Friday, October 24, 2008

“Five minutes to curtain, Mr. Vargouille.”

I’m a big fan of the custom random encounter table. I think p. 138 from the Monster Manual II pretty much makes the book worth owning even if you never use any creature from within its pages. Using a d8 + d12 to generate a bell-curve distribution of results allows the DM to add some pretty weird and/or massively over-powered creatures to the random table without worrying about threatening the party’s over-all chances of survival at every turn. Plus, this method can be easily modified for other uses.
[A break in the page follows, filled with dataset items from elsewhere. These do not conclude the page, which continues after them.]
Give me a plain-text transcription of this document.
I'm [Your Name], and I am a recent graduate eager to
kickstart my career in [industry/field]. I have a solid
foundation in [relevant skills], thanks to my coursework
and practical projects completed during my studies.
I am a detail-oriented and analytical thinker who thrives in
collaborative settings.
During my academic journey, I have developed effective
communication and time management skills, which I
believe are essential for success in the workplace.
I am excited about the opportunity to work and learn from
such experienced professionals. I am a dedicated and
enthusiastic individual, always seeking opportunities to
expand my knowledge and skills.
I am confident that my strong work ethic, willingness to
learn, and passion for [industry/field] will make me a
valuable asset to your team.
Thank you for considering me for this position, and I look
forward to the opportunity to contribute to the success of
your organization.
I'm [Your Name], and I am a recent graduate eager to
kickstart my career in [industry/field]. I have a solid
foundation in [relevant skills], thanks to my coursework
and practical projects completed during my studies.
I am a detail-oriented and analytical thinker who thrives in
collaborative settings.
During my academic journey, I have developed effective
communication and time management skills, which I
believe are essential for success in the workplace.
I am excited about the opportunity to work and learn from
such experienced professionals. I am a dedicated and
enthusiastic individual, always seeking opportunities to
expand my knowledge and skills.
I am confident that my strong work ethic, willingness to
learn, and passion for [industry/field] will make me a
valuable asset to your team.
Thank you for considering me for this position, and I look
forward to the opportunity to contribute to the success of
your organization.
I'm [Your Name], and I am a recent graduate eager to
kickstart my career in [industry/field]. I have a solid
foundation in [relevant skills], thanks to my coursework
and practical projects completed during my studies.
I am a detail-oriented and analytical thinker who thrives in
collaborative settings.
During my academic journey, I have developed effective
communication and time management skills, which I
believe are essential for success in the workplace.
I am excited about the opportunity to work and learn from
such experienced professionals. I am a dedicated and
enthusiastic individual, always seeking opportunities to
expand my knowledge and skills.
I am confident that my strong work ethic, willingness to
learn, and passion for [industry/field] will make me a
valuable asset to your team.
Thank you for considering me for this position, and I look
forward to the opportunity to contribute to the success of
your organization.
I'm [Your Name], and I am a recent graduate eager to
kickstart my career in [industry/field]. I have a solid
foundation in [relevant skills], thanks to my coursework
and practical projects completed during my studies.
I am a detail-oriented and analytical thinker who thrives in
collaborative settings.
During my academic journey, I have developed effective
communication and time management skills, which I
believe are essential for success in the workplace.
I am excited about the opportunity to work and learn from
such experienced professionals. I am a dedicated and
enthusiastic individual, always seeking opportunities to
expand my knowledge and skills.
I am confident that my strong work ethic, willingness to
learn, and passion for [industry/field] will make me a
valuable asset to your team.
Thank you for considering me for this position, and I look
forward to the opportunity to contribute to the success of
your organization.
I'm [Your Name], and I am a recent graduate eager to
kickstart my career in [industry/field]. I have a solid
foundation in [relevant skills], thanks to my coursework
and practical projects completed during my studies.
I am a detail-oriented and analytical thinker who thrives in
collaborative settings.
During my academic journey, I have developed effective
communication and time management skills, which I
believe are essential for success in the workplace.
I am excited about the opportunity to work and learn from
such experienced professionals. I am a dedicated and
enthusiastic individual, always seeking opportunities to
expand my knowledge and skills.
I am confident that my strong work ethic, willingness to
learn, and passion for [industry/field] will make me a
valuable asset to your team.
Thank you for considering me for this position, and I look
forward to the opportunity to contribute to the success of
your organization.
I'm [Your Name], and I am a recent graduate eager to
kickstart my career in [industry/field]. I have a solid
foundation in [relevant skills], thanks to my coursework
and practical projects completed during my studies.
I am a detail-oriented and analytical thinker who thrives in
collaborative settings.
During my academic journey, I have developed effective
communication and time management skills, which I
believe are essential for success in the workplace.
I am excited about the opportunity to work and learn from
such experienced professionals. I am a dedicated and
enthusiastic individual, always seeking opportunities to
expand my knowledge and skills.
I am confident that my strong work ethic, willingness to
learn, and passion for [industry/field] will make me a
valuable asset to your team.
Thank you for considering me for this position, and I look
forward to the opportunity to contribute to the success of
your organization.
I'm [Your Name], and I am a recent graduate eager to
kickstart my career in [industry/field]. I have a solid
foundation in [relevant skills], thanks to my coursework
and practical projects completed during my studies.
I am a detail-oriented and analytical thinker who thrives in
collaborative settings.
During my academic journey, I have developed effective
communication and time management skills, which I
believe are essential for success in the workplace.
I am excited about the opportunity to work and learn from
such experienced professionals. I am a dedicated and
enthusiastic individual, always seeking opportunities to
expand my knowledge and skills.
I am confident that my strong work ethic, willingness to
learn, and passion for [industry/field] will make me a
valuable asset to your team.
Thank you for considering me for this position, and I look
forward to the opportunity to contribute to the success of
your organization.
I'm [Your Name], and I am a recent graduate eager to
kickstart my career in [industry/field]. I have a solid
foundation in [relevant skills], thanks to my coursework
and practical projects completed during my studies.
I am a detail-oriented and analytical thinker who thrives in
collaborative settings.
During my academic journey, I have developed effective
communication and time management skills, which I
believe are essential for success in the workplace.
Without giving too much away, below in the Wandering Monster Table for Level Three of Ol’ Nameless. I’ve removed any indication of “# appearing,” so potential adventurers will have no idea whether they may run into 1d4 of these creatures or 2d20 of them. The monsters on the list comprise both creatures that have lairs on Level Three, as well as nomadic wanderers and visitors from other levels and sub-levels.

2 – Special
3 – Necrophidius
4 – Zombie, Juju
5 – Devil, Lemure
6 – Cyclopskin
7 – Ochre Jelly
8 – Snake, constrictor
9 – Ogre
10 – Bugbear
11 – Spider, Huge/Large
12 – Ghoul
13 – Toad, Poisonous
14 – Lizard, giant
15 – Gelatinous Cube
16 – Troglodyte
17 – Land Urchin
18 – Vargouille
19 – Heucuva
20 – Iron Cobra


I’d like to say that there’s a method to the madness behind all the weird choices on the list, but there’s not. Not to all of them, anyway. Some appear because of features of the level, but many show up because I have a fondness for them and “I’ve learned to stop worrying and love the dungeon.”

Questions/comments?

3 comments:

Jonathan said...

I too am a huge fan of the "custom" random encounter. Instead of wandering monsters, i usually build a set of encounters for an area and drop them into a table like the one you use above (although I use 2d10 instead of the slightly skewed 1d12+1d8). I usually set up areas (dungeons, wilderness regions, town quarters, etc) as have a 'default' encounter level and then decide how risky do I want to make the table - with the most dangerous zones have encounters on the tails of the bell curve (roll a 2 or 20) that are +4 EL above the default for the zone.

thanks for pointing to the MMII table.. i'll have to go refresh my memory now.

entertheoctopus said...

"I've learned to stop worrying and love the dungeon."
Classic! A good guiding philosophy toward this game of ours.

Amityville Mike said...

@jonathan:I think I prefer the d8+d12 method simply because I get to use the much overlooked d12 more often.

@entertheoctopus: That's become my new mantra during the design phase. Hopefully the pleasure I'm getting out of the initial layout work will bleed through to the player's enjoyment once I'm done.